Ou comment le boxeur oratorien, Michel Mothmora, a vécu des années très compliquées avant de devenir champion du monde WBF des poids moyens.

Avec ses ceintures WBF, Michel Mothmora est aujourd'hui un homme et un boxeur heureux. Photo cor. NR, Nicolas Derré
Quatre jours après (1) ses yeux brillent encore… Alors même qu'il est rentré de Guyane depuis 48 heures, Michel Mothmora semble ne pas avoir vraiment atterri. Le poids de ses différentes ceintures WBF, qu'il balade un peu partout, ne l'ont pas encore fait redescendre de son petit nuage. Lesté de métaux planétaires, chargé de souvenirs impérissables, mais tellement léger. « C'est presque trop beau », confesse-t-il en faisant défiler ses souvenirs guyanais, son combat face à Carvalho, les nombreux messages de félicitations reçus et les sollicitations qui vont arriver ces prochains jours. Beaucoup d'honneurs pour un homme qui a longtemps couru après. « C'est un aboutissement, une consécration. Personne ne me prenait au sérieux ces dernières années. Même quand j'ai décroché la ceinture internationale. On me disait que c'était de la merde. Au moins là, pour tout le monde, la ceinture mondiale ça vaut quelque chose ».
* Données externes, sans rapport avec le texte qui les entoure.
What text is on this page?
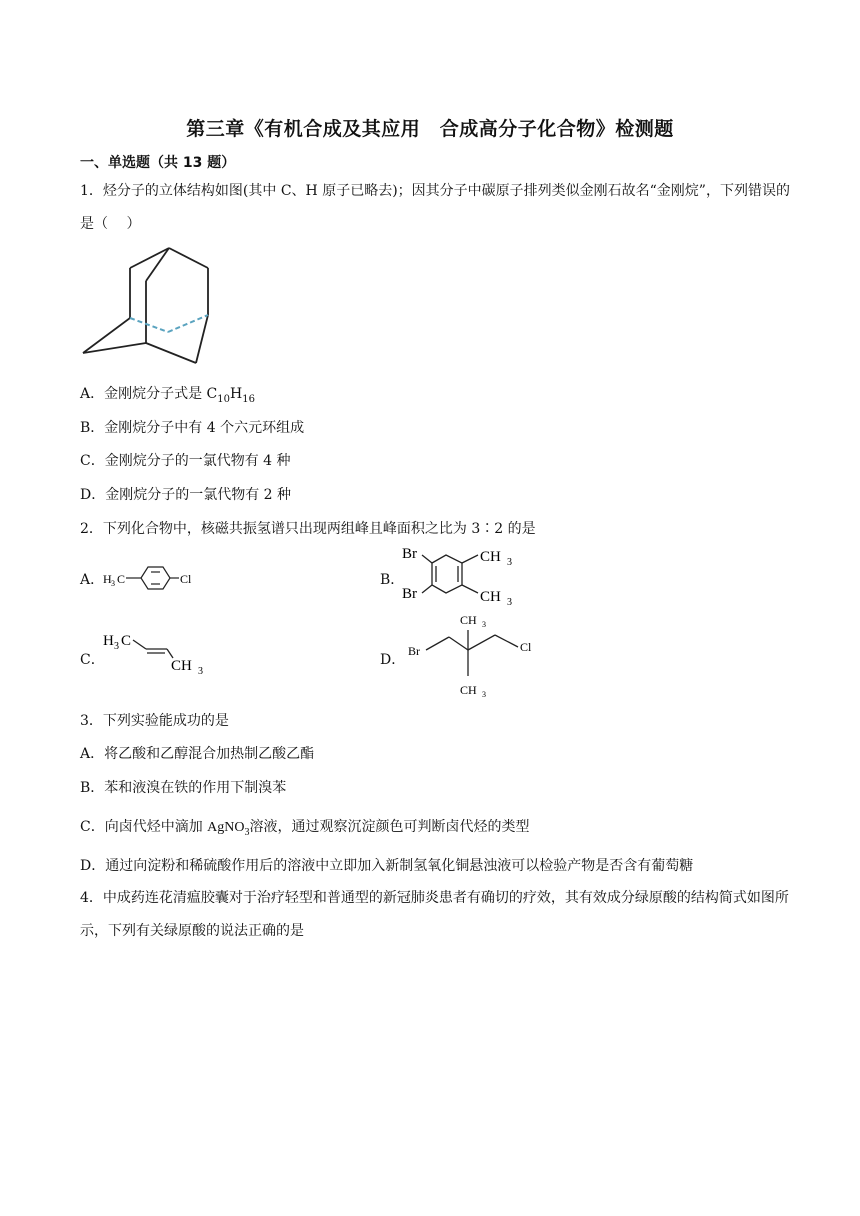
第三章《有机合成及其应用　合成高分子化合物》检测题
一、单选题（共 13 题）
1．烃分子的立体结构如图(其中 C、H 原子已略去)；因其分子中碳原子排列类似金刚石故名“金刚烷”，下列错误的是（　 ）
A．金刚烷分子式是 $C_{10}H_{16}$
B．金刚烷分子中有 4 个六元环组成
C．金刚烷分子的一氯代物有 4 种
D．金刚烷分子的一氯代物有 2 种
2．下列化合物中，核磁共振氢谱只出现两组峰且峰面积之比为 3∶2 的是
A．
H 3 C	Cl	B．
Br
Br
CH 3
CH 3
C．
H 3 C
CH 3
D．
CH 3
Br	Cl
CH 3
3．下列实验能成功的是
A．将乙酸和乙醇混合加热制乙酸乙酯
B．苯和液溴在铁的作用下制溴苯
C．向卤代烃中滴加 AgNO$_3$溶液，通过观察沉淀颜色可判断卤代烃的类型
D．通过向淀粉和稀硫酸作用后的溶液中立即加入新制氢氧化铜悬浊液可以检验产物是否含有葡萄糖
4．中成药连花清瘟胶囊对于治疗轻型和普通型的新冠肺炎患者有确切的疗效，其有效成分绿原酸的结构简式如图所示，下列有关绿原酸的说法正确的是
"Dans ma vie de boxeur j'ai souvent eu honte"
Le sourire qui illumine son visage dévoile son bonheur et sa sérénité d'aujourd'hui. Mais masque aussi ses failles et ses douleurs d'hier. Ses cinq premiers combats perdus chez les amateurs, ce petit trophée qu'il a reçu à la fin de cette même saison pour l'encourager à continuer. Ou ses 24 défaites chez les professionnels, depuis ses débuts en 2000, que ses 14 succès lors de ses 17 derniers combats ont du mal à dissimuler. « Dans ma vie de boxeur, j'ai souvent eu honte. Je montais sur le ring et je me demandais ce que je faisais là. J'ai longtemps eu peur du K.-O.. Je n'en ai pas pris beaucoup dans ma carrière, je préférais poser un genou à terre avant. Le lendemain des combats, il fallait que je travaille. J'avais des marchés à faire ». Boxeur le soir, charcutier-traiteur le matin, Michel Mothmora a longtemps erré entre ses deux professions. Avant un déclic en 2010. « Ma femme m'a quitté, se souvient-il. J'ai pleuré toutes les larmes de mon corps, j'ai vraiment sombré. Trois personnes m'ont également dit que je ne serais jamais champion du monde de boxe. Avant, je n'avais jamais eu la prétention de gagner quelque chose. Tout ça a déclenché une réaction chez moi. Je me suis demandé ce que je souhaitais vraiment. Je voulais devenir quelqu'un. Et être avec ma femme. Je ne désirais pas arrêter la boxe sans rien. Je rêvais d'un titre ».
Alors pour se donner une chance, pour effectuer de véritables préparations en vue de ses combats, l'Oratorien a arrêté les marchés, a fermé son commerce pendant plusieurs semaines. Un choix fort. Mais pas sans risque. « Je me suis en danger. On imagine qu'un boxeur professionnel a la belle vie mais c'est faux. Pendant mes préparations, je n'avais plus beaucoup de rentrées d'argent. On m'a coupé l'électricité pendant six mois. Heureusement, j'avais un groupe électrogène, qui me servait pour les marchés, pour alimenter la maison. J'ai été expulsé de mon magasin. J'avais du mal à payer mes loyers. J'avais presque atteint le point de non-retour. Et j'ai imposé tout ça à ma famille ». Michel Mothmora en parle librement aujourd'hui. Non pas pour faire pleurer dans les chaumières, non pas pour en sortir grandi, simplement pour expliquer ce qu'a été son quotidien pendant des années. « La galère », résume-t-il. Son nouvel emploi dans un service de la PJJ (Protection judiciaire de la jeunesse), le soutien retrouvé de sa femme, celui de ses enfants et de ses proches le rassurent. Les victoires et les ceintures WBF qui s'enchaînent le libèrent. Aujourd'hui, à bientôt 36 ans, il a enfin trouvé ce qu'il cherchait. « La reconnaissance. C'est vraiment important pour moi. Je sais que la boxe ne me rendra jamais riche mais la reconnaissance vaut tout l'or du monde. C'est juste magique. J'ai un palmarès pourri, je l'assume. Mais j'ai prouvé aux gens, aux médisants, qui ne croyaient pas en moi que j'étais capable d'aller chercher une ceinture mondiale ». Pour passer de la galère à la lumière…
(1) Michel Mothmora a été sacré champion du monde WBF des poids moyens dans la nuit du 6 au 7 mai. Nous l'avons rencontré à Blois, mercredi 11 en fin de matinée.